Regardless of age of the PD, posterior column plating is recommended to prevent further separation of the superior and inferior hemipelvis, and subsequent collapse of the reconstruction.
SUMMARY
Many options are available in revision hip arthroplasty for the treatment of complex periacetabular defects. The optimal method should be selected according to the experience of the operative unit and surgeon, the extent and type of present bone loss and the patient's life expectancy. The ability to achieve a rigid, stable construct that allows for the osteointegration of the chosen implant, increases long-term predictable implant survival. In most demanding reconstructions, a combination of multiple methods may achieve the mechanically best outcome. The general principle in hip revision surgery is to increase, or at least retain, bone stock in the pelvis for future needs. This is of major importance especially in the treatment of younger patients. It should be kept in mind that only the use of morsellized allograft, if incorporated, has a remarkable additive effect on bone stock. Structural allograft, on the other hand, is substituted by the patient's own vital bone only at the edge of the graft. Similarly, the use of trabecular metal cups and augments occasions only minor net changes in bone stock.
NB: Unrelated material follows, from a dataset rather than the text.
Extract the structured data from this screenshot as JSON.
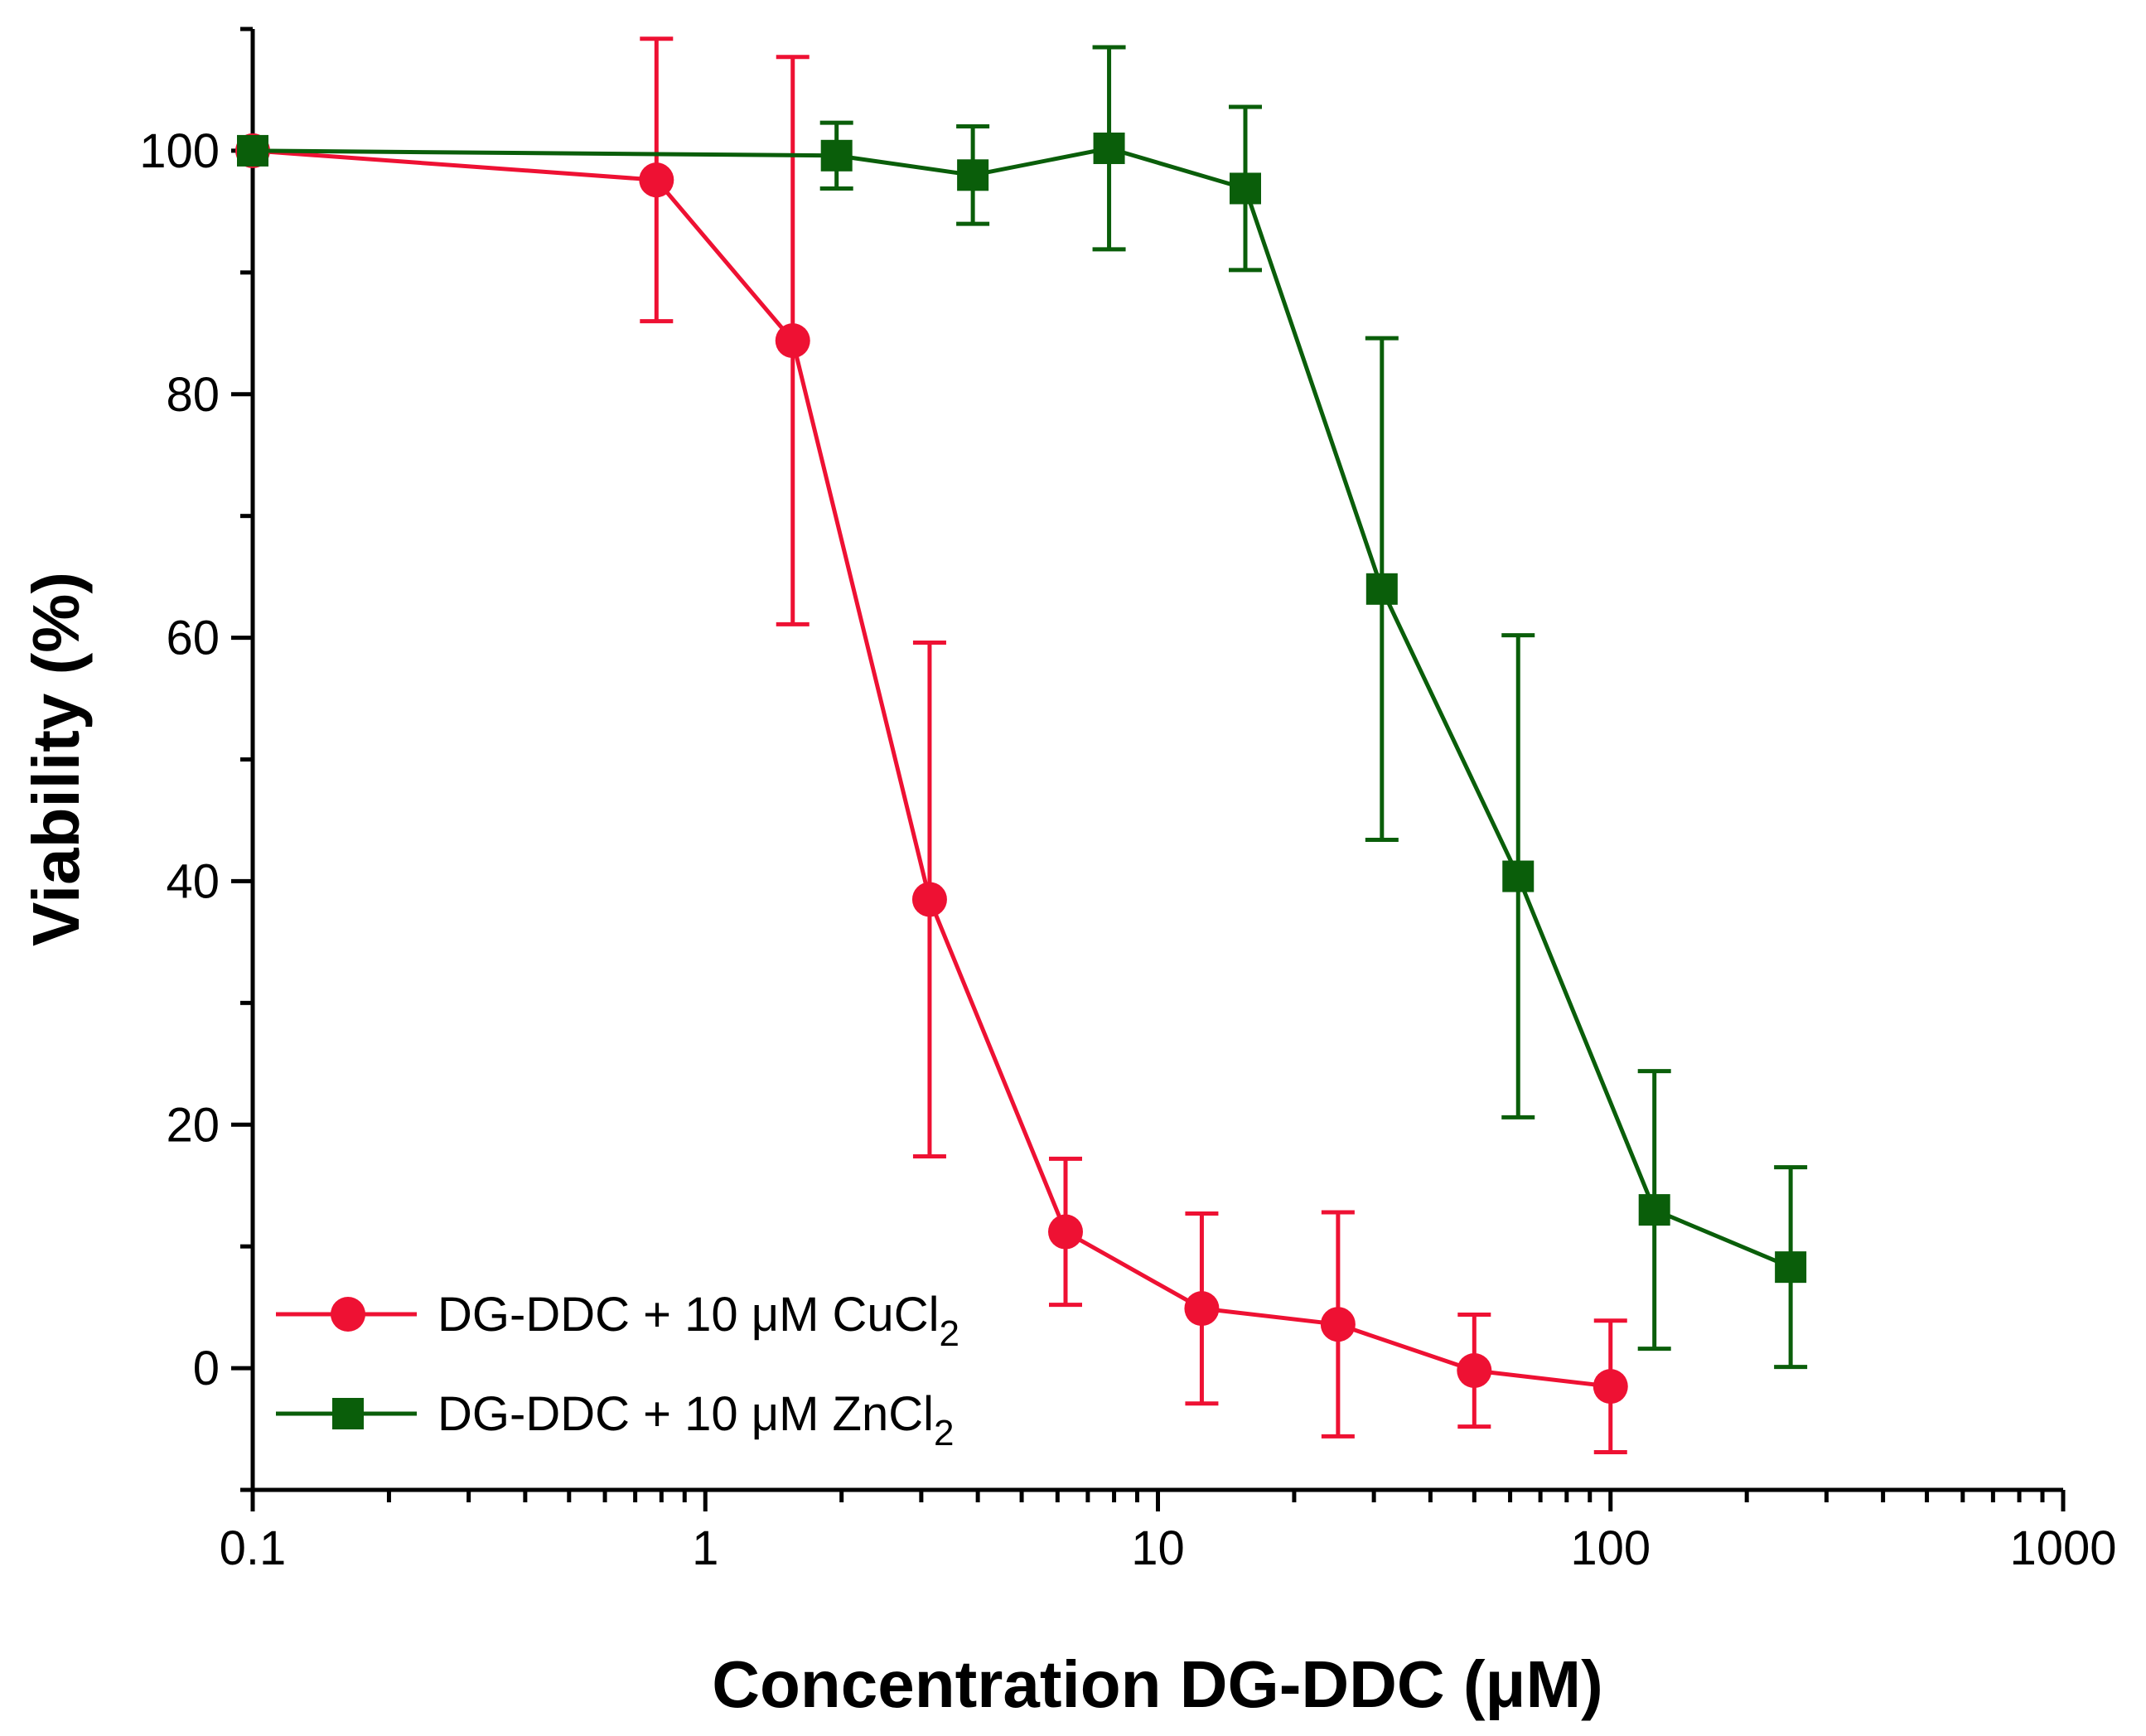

Infection is a major surgical complication in pelvic reconstruction, regardless of the method of reconstruction. Its prevalence has ranged from 0% to 37% in series ranging in size from nine to 96 patients (3). Whenever complex reconstruction becomes infected, the consequences are catastrophic, and the whole limb is in danger. Other frequently seen complications of the reconstruction include joint dislocation, mechanical failure, and neurovascular lesions.
The overall outcome of reconstruction after complex pelvic bone defect is dependent on several different issues including patient selection, appropriate preoperative planning and templating, proper surgical technique, and good postoperative care and rehabilitation. Given that these patients are demanding to treat, it is all the more important that they are referred to treatment in specialized high-volume units to minimize complication rates.